Baldwin of Ibelin (born c. 1245; died 1286/1287) was a nobleman of the Kingdom of Cyprus. A member of the House of Ibelin, he was a son of Guy, constable of Cyprus, and a brother of Queen Isabella. He was thus the maternal uncle of King Henry II of Cyprus, whom he served as constable of Cyprus.

In 1277, Nicholas Aleman, lord of Caesarea, murdered Baldwin's brother John in a feud. In revenge, Baldwin, by then already constable, killed Nicholas, who happened to be married to a distant cousin, Isabella, daughter of John II of Beirut.
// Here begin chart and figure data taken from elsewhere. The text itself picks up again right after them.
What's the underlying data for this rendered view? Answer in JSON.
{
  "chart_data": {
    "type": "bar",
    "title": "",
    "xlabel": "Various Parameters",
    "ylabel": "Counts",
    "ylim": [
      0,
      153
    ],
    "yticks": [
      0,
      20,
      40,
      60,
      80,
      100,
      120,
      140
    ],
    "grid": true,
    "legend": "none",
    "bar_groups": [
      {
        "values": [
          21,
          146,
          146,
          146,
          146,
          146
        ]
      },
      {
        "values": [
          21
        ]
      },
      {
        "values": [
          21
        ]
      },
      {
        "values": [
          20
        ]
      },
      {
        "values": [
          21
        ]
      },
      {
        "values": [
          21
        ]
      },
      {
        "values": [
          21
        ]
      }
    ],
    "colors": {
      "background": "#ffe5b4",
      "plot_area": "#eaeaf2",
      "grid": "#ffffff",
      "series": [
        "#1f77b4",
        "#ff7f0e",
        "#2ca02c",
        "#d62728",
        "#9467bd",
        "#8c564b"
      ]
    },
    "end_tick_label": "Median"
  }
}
On 24 June 1286, the teen-aged Henry II sailed to claim the Kingdom of Jerusalem. (Note: The kingdom at this stage comprised little more than the royal city of Acre, the Templar lordship of Athlit and Sidon, and the secular lordships of Tyre and Beirut.) The fleet and Henry's knights were under the command of Baldwin. Henry was crowned as King of Jerusalem at Tyre in August and then moved on to Acre. He returned to Cyprus in November, but Baldwin stayed behind as the royal bailiff. (Note: According to the Templar of Tyre, the Chronicle of Amadi and Florio Bustron, Baldwin was the bailiff of Jerusalem who stayed behind. According to Marino Sanudo, it was his brother, Philip of Ibelin. Sanudo is probably mistaken.) He was dead by January 1287, when Henry II endowed masses for his soul in the Cathedral of the Holy Wisdom, Nicosia.